FILE – President-elect Ronald Reagan and his transition team leader Edwin Meese leave the Blair House in Washington, Dec. 10, 1980.

Meese was an early Trump critic who ended up supporting him and helping lead his transition team. Surrounded by family and friends in the Oval Office, the 87-year-old recalled some 30 years of working with Reagan at the state and national level and in his retirement.

“Ronald Reagan was a pivotal part of my life and I am always grateful to him,” Meese said.

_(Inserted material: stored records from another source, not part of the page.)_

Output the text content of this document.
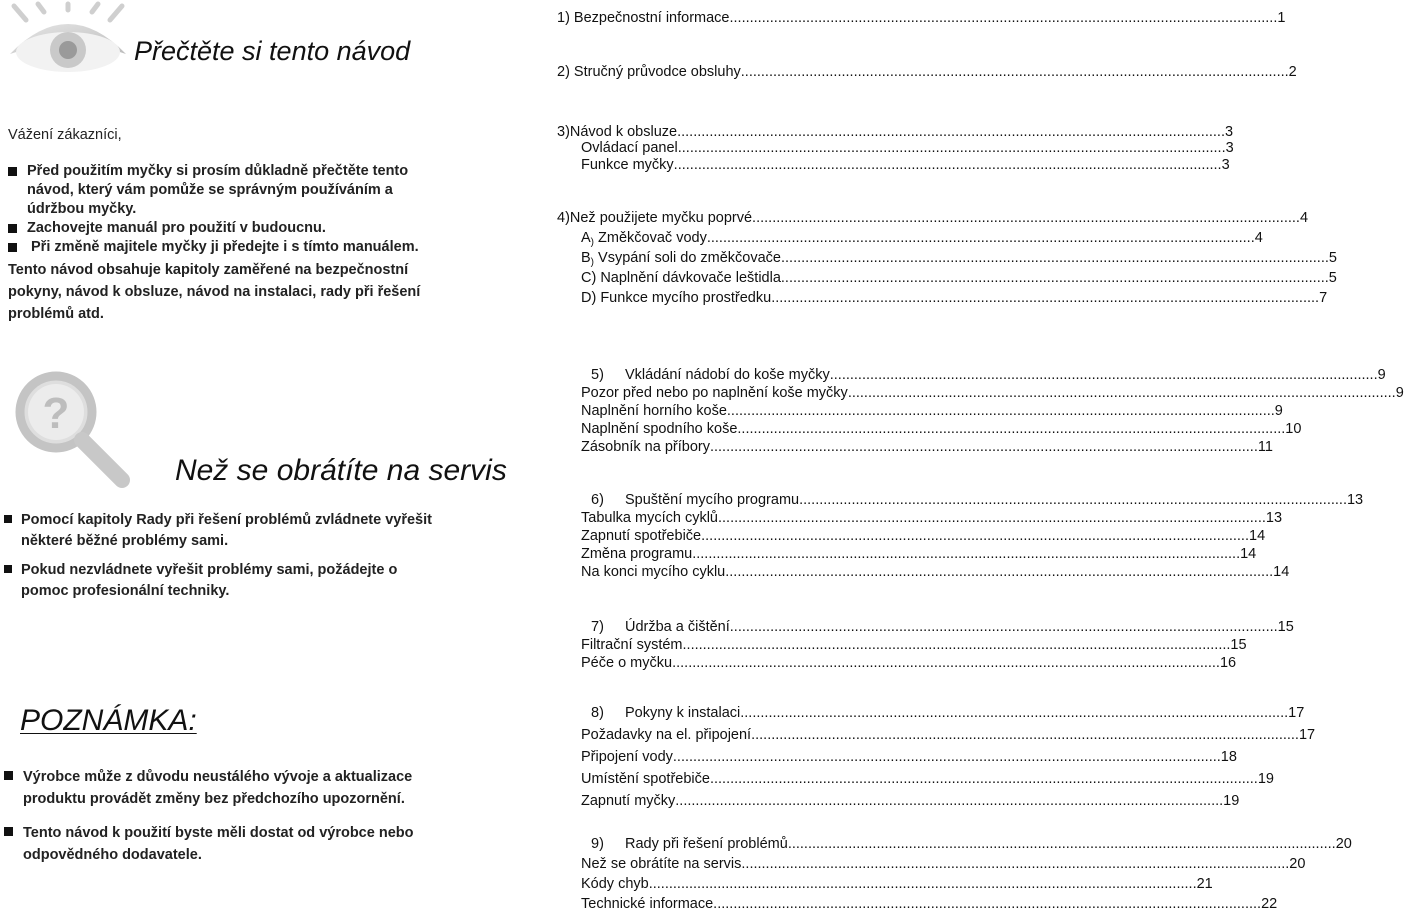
Přečtěte si tento návod
1) Bezpečnostní informace .....	1
2) Stručný průvodce obsluhy .....	2
Vážení zákazníci,
Před použitím myčky si prosím důkladně přečtěte tento návod, který vám pomůže se správným používáním a údržbou myčky.
Zachovejte manuál pro použití v budoucnu.
Při změně majitele myčky ji předejte i s tímto manuálem.
Tento návod obsahuje kapitoly zaměřené na bezpečnostní pokyny, návod k obsluze, návod na instalaci, rady při řešení problémů atd.
3)Návod k obsluze .....	3
Ovládací panel .....	3
Funkce myčky .....	3
4)Než použijete myčku poprvé .....	4
$A_)$ Změkčovač vody .....	4
$B_)$ Vsypání soli do změkčovače .....	5
C) Naplnění dávkovače leštidla .....	5
D) Funkce mycího prostředku .....	7
?
Než se obrátíte na servis
Pomocí kapitoly Rady při řešení problémů zvládnete vyřešit některé běžné problémy sami.
Pokud nezvládnete vyřešit problémy sami, požádejte o pomoc profesionální techniky.
POZNÁMKA:
Výrobce může z důvodu neustálého vývoje a aktualizace produktu provádět změny bez předchozího upozornění.
Tento návod k použití byste měli dostat od výrobce nebo odpovědného dodavatele.
5) Vkládání nádobí do koše myčky .....	9
Pozor před nebo po naplnění koše myčky .....	9
Naplnění horního koše .....	9
Naplnění spodního koše .....	10
Zásobník na příbory .....	11
6) Spuštění mycího programu .....	13
Tabulka mycích cyklů .....	13
Zapnutí spotřebiče .....	14
Změna programu .....	14
Na konci mycího cyklu .....	14
7) Údržba a čištění .....	15
Filtrační systém .....	15
Péče o myčku .....	16
8) Pokyny k instalaci .....	17
Požadavky na el. připojení .....	17
Připojení vody .....	18
Umístění spotřebiče .....	19
Zapnutí myčky .....	19
9) Rady při řešení problémů .....	20
Než se obrátíte na servis .....	20
Kódy chyb .....	21
Technické informace .....	22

Meese stayed active in conservative circles following his time in the Reagan administration as an author, speaker and fellow at the conservative think tank Heritage Foundation.  
 
Meese resigned as attorney general in August 1988 after becoming ensnared in a probe of Wedtech Corp., a New York defense contractor. An independent prosecutor began looking at Meese’s record of assistance to Wedtech. A 14-month corruption investigation ended in a decision not to prosecute Meese, but a report by the Justice Department’s Office of Professional Responsibility said Meese had violated ethical standards.

Trump said Meese delivered “monumental change for the American people” as attorney general and cited the Reagan administration’s efforts against drug use, which Trump said proved successful with lower drug use by young adults.

“Would you like to make a comeback?” Trump joked before presenting Meese with the award.